1.1. Pixel distortion on tileset textures creating lines, especially with pixels close together. 00:00 - 00:27
1.2 Pixel distortion on sprites (especially clear in the eyes and face) 00:27 - 00:30.
2.1 Depth aspect of the water shader used for shallow colour is affecting everything rendered in front of the water (Depth priming is disabled and rendering path is forward +). 00:30 - 00:33.
Desired Outcome
Smooth, pixel perfect display when scene is rendered without obvious artifacts.

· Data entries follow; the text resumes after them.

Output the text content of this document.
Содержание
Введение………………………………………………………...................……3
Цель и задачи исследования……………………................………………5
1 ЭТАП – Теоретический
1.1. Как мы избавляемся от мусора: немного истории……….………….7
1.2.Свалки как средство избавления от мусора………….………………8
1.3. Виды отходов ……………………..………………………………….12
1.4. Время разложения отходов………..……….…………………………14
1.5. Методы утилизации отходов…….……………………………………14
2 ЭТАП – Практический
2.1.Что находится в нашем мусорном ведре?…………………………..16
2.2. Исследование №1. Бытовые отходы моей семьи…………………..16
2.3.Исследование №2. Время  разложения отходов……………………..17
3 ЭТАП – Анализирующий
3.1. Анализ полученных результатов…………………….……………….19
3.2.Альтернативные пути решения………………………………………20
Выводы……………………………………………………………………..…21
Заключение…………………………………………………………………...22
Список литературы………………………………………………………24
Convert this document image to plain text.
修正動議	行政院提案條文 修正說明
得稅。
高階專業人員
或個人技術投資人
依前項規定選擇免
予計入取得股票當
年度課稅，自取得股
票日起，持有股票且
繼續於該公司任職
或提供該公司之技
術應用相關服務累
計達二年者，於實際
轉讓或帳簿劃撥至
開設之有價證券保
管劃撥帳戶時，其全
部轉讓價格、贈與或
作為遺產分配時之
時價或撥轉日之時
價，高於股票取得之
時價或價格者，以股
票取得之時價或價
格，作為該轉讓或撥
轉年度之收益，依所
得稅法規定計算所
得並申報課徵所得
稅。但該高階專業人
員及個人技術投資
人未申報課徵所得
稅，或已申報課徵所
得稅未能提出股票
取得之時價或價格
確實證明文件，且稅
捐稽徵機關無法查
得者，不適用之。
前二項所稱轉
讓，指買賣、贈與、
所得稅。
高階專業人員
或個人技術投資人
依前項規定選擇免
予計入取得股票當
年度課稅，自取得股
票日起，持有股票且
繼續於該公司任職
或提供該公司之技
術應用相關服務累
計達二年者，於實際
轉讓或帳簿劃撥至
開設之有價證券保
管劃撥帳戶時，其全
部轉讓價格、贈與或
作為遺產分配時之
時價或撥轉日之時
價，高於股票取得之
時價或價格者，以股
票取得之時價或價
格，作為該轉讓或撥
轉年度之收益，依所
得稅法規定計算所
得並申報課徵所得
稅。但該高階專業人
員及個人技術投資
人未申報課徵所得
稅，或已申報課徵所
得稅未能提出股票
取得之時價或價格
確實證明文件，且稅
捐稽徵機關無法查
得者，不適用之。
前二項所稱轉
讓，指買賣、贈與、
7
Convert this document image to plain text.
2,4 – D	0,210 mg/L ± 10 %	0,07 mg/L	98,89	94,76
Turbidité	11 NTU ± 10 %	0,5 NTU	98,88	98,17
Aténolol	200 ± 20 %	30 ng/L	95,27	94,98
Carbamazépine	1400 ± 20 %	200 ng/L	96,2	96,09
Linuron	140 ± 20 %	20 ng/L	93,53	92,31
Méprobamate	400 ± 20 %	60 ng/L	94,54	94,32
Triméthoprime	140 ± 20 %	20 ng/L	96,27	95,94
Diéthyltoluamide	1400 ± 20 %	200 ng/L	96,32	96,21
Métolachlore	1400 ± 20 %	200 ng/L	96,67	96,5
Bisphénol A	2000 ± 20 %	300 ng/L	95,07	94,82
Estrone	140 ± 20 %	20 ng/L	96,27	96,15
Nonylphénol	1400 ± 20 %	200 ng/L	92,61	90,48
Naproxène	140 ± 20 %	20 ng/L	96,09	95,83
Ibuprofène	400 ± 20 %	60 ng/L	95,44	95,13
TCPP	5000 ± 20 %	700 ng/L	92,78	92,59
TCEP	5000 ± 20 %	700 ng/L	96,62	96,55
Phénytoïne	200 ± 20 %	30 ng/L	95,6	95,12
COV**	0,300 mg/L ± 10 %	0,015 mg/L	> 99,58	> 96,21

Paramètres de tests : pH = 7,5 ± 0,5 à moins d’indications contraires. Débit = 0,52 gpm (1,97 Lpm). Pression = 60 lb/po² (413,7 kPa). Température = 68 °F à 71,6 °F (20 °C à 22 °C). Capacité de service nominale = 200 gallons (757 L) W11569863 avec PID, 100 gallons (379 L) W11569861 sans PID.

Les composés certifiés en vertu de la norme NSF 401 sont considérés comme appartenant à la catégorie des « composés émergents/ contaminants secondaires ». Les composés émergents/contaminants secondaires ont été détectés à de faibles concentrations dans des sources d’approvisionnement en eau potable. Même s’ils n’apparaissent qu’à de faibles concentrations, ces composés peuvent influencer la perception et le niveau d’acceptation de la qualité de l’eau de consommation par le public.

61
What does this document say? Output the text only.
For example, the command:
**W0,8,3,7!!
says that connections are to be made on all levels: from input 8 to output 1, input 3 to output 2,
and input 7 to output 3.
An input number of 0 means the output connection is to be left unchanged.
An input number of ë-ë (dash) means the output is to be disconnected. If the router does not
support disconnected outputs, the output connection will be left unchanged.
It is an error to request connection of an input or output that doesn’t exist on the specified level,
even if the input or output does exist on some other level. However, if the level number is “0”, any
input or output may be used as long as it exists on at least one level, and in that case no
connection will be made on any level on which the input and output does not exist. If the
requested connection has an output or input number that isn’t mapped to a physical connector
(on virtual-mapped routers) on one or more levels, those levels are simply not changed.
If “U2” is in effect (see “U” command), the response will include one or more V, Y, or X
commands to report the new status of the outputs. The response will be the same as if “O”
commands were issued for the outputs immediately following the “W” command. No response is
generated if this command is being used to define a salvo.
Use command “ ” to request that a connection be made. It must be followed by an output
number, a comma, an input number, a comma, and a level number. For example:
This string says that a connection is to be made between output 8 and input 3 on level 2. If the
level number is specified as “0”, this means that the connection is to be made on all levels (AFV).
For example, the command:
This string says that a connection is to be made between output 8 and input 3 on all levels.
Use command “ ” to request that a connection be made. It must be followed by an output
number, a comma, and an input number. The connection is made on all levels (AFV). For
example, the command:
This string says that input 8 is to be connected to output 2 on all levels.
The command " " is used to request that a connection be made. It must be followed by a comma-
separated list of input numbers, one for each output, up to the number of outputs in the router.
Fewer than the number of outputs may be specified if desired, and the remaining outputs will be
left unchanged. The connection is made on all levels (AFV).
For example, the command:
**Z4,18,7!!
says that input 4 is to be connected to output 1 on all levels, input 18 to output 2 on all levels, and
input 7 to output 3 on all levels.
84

I know what is the problem, the video you show of dragon quest is not pixel perfect, all your issues come from trying to make it pixel perfect
if you notice the background is all 3d, and its not point filter, so when it gets far from the camera it gets blurry and so there are no imperfections from pixel perfect
for the characters is more complex and it must be done with high lvl shader tricks that I also want an answer
but thats it for you, turning off anti alias, making it pixel perfect etc, is gonna give you all the imperfections that you mention
pixel perfect is for stuff that is always the same size, no depth, when stuff goes far away from the camera its all gonna change size
Here is what I recommend you, check this game alabaster dawn:
they have done amazing work making 2d in 3d and the devs are very friendly and helpful I recommend you to go on their discord
and go on the channel alabaster dawn general they have a lot of stuff you can see, and you can try to ask them about it, they regularly answer questions from fans, you can try ask them for advice
Here on unity forums i severely doubt you will find any answers for this style
yeah, there’s not really such a thing as pixel perfect 3d rendering. the assets may be 2d, but the inclusion of depth alone ruins that possibility. you can reduce the aliasing on textures by using mipmaps, or anisotropic filtering (which only works with trilinear, so maybe not applicable for you.)
there are certain shaders unity includes that have a pixel snap feauture, but i’m not sure which.
you can also snap to pixels in a shader using UnityPixelSnap().
as mentioned though, pixel snapping may hurt you more than it helps you.